En un principio el Emperador no quiso precipitarse en el uso de la represión. Su estrategia se basó en el diálogo y buscó el acuerdo con ahínco. Esta fue la causa del retraso en la convocatoria del concilio, que finalmente se celebró demasiado tarde en Trento (1545-1563). Sin embargo la actitud de concordia empleada en las dietas de Worms (1521) y Spira (1526-1529); así como en la confesión de Augsburgo (1530) no dieron el resultado apetecido, por lo que finalmente en 1546, en un momento en el que el monarca no tenía ningún frente abierto contra Francia o contra los turcos, formó una alianza con varios príncipes alemanes como el duque Mauricio de Sajonia y declaró la guerra a la Liga de Esmalcalda, una asociación defensiva constituida por los príncipes protestantes.
Las fuerzas católicas tuvieron un éxito resonante al principio, derrotando a los protestantes en la célebre batalla de Mühlberg, inmortalizada por Tiziano en el célebre retrato de Carlos V montado a caballo, un cuadro que se conserva en el museo del Prado. No obstante, más tarde, el duque Mauricio de Sajonia se pasó a las filas protestantes, obligando así a Carlos V a firmar la paz. La guerra, que era al mismo tiempo, civil y religiosa, terminó con la Paz de Augsburgo de 1555. En este tratado se pactó que cada uno de los gobernantes de los Estados germánicos, que llegaban a ser casi 300, podrían elegir entre el catolicismo y el luteranismo como religión de su territorio, a la que deberían adscribirse todos sus súbditos. El luteranismo era por entonces la religión de cerca de la mitad de la población alemana y acababa de conseguir el reconocimiento oficial. Así fue desbancado el antiguo concepto de una comunidad cristiana unida en Europa occidental por vínculos religiosos.

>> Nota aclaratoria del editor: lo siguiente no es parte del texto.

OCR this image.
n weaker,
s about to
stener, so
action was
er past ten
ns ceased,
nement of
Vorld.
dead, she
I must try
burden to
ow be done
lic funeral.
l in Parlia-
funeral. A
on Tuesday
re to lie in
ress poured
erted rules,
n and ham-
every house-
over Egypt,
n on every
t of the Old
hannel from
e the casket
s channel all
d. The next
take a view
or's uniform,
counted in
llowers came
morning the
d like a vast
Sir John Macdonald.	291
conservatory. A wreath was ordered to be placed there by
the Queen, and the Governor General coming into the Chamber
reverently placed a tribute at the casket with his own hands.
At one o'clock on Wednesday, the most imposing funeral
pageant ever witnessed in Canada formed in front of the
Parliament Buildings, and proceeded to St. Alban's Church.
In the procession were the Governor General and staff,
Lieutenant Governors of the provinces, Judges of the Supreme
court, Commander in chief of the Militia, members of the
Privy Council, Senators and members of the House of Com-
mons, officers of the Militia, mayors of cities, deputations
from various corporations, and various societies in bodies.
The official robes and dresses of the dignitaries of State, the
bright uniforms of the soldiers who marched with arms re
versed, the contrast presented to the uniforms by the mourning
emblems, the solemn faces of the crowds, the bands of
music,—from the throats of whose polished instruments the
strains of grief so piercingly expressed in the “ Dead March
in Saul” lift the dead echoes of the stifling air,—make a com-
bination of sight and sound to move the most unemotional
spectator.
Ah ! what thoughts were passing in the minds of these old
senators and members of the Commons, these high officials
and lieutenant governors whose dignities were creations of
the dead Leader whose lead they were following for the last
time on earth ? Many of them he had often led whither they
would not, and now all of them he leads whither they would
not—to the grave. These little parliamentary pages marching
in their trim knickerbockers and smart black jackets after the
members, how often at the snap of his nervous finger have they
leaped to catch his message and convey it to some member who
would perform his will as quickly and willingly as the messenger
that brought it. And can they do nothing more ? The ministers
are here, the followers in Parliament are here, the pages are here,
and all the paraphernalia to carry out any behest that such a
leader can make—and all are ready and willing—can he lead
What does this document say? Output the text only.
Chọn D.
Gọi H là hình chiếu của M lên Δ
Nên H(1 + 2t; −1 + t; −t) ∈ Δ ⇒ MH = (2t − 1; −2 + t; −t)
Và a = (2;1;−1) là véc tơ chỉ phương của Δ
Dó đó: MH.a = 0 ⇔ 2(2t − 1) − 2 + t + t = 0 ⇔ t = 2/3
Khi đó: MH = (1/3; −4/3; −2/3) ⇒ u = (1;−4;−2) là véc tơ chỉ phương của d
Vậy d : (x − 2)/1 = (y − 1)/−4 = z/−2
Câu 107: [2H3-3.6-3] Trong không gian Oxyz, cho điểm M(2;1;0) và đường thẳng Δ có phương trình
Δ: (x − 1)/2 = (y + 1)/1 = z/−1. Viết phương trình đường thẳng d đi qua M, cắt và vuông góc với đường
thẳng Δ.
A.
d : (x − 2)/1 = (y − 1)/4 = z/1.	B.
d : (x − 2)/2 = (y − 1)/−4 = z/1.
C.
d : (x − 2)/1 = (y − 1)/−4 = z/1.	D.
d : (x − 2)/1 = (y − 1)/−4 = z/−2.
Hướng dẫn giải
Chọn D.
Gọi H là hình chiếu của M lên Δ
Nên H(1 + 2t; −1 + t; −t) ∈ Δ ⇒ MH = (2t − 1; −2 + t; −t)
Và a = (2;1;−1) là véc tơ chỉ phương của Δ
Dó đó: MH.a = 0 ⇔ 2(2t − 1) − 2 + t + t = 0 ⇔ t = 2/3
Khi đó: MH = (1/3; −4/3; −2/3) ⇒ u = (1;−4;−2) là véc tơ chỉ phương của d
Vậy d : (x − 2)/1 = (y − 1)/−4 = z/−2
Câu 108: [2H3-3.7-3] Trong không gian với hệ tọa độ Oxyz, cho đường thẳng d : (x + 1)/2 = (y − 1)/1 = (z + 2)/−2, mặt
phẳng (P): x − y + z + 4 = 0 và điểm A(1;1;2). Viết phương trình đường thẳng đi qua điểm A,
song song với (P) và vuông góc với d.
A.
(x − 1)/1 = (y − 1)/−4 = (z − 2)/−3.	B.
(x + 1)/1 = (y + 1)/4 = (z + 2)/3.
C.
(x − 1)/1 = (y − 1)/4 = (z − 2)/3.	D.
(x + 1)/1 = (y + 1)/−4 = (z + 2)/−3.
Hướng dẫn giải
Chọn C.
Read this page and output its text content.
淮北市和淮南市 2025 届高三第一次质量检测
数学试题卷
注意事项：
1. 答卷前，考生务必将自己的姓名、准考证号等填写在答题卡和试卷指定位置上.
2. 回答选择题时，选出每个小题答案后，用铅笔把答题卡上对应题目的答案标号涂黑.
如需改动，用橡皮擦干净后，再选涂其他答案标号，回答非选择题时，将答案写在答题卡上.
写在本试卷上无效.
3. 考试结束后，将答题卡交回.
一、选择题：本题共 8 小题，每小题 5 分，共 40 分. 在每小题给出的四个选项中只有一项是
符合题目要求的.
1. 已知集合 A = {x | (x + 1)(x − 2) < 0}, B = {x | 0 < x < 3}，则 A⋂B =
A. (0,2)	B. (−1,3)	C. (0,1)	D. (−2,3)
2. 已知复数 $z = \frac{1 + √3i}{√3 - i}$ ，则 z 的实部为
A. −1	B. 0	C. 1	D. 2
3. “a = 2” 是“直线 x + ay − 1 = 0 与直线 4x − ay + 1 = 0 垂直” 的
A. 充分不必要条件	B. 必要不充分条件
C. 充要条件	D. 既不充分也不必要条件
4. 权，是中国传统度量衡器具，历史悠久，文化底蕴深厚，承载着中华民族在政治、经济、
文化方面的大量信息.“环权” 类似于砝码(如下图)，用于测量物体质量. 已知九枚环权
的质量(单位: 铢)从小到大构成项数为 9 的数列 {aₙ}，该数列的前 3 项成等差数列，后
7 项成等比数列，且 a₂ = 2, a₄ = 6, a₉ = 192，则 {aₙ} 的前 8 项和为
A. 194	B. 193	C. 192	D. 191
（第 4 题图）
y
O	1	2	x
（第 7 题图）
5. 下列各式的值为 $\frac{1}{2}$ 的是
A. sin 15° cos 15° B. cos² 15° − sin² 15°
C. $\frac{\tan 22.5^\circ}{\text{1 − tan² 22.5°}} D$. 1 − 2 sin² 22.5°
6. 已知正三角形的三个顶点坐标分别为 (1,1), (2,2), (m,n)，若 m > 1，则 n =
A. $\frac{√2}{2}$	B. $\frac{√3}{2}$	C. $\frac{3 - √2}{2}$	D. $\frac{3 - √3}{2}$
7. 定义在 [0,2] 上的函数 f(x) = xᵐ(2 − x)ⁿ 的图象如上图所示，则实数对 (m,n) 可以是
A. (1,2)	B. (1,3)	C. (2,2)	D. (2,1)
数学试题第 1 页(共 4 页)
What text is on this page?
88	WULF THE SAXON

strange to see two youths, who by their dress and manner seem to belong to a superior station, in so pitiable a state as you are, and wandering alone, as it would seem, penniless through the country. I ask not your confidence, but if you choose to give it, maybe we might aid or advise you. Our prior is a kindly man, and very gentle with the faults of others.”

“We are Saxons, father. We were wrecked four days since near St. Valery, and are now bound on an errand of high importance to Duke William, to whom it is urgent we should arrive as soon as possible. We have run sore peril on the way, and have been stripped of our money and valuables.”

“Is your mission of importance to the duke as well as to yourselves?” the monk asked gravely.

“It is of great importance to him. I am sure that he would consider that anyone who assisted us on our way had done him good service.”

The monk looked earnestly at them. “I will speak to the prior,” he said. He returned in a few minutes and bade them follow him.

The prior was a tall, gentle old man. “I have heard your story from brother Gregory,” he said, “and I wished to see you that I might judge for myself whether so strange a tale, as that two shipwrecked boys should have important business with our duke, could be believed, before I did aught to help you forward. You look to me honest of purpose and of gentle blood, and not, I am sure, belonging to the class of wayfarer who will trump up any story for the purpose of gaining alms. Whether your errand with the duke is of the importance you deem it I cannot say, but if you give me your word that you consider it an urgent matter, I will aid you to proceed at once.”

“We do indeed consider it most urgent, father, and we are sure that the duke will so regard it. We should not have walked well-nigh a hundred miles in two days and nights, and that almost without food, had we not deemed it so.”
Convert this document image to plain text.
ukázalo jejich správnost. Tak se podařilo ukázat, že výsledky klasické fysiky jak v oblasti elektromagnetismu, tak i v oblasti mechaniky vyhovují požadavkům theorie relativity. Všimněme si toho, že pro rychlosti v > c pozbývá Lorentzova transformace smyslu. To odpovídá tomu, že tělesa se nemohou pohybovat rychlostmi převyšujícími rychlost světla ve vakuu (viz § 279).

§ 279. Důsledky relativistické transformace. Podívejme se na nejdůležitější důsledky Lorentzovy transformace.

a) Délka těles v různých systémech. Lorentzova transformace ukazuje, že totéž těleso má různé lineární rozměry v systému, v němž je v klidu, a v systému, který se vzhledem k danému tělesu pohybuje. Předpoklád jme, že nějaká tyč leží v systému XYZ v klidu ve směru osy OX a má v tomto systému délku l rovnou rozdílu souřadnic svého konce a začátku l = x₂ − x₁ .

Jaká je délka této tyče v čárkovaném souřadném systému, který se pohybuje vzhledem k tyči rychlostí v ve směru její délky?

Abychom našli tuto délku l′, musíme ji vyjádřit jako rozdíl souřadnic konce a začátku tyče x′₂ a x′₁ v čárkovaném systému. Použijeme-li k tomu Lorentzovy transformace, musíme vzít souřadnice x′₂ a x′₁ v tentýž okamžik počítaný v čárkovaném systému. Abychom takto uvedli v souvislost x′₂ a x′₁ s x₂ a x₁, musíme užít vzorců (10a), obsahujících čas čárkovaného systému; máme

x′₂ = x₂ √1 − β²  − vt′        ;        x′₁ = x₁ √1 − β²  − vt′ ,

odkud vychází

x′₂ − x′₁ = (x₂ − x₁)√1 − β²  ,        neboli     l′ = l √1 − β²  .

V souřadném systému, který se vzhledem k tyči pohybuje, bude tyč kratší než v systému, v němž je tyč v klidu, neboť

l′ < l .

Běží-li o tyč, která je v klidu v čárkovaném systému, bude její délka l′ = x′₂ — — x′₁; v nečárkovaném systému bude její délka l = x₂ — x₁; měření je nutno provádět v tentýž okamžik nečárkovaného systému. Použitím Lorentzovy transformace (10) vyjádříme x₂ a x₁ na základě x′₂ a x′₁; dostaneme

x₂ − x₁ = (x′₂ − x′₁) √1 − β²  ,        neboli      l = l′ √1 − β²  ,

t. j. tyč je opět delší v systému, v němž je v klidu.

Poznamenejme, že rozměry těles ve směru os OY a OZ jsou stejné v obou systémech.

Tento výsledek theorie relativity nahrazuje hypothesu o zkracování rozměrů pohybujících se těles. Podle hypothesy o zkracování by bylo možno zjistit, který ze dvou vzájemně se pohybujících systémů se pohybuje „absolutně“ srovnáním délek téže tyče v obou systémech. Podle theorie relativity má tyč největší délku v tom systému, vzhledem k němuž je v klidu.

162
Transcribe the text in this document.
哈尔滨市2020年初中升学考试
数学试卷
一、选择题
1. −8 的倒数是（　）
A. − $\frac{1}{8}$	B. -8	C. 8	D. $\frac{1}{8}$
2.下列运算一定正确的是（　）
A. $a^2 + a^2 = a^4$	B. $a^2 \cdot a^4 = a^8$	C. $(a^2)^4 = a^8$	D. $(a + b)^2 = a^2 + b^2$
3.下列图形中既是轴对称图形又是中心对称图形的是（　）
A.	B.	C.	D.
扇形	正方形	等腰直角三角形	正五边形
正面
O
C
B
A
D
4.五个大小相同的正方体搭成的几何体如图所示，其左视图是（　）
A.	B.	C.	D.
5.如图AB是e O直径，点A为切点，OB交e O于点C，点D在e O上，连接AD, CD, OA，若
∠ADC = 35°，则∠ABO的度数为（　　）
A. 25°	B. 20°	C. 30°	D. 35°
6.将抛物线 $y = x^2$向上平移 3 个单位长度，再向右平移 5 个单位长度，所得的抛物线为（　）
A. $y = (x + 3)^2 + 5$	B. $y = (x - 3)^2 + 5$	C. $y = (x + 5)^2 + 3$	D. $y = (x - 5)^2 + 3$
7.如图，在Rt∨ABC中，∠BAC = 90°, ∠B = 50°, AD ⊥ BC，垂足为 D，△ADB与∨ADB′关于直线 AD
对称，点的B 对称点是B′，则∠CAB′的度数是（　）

Balance final: reconocimiento de un fracaso
Finalmente, Carlos V, consciente de su fracaso, inició una serie de abdicaciones. Su hijo, Felipe II, que ya era duque de Milán desde 1546 y rey de Nápoles desde su boda con María Tudor, heredó en 1555 los territorios de Borgoña, y en 1556 las coronas de Castilla y Aragón. La sucesión en el Imperio de su hermano Fernando I se formalizó en 1558, pocos meses antes del fallecimiento del César en Yuste (21 de septiembre). De este modo se quebraba definitivamente la unidad del sistema habsbúrgico.
Se ha hablado con frecuencia del fracaso de la idea europea, pero quizás convenga hablar más bien como indica Fernández Álvarez de una imposibilidad de realizar ese proyecto épico en las circunstancias del siglo XVI.
Bibliografía:
1. FERNÁNDEZ ÁLVAREZ, M. Carlos V, un hombre para Europa. Madrid : 1999.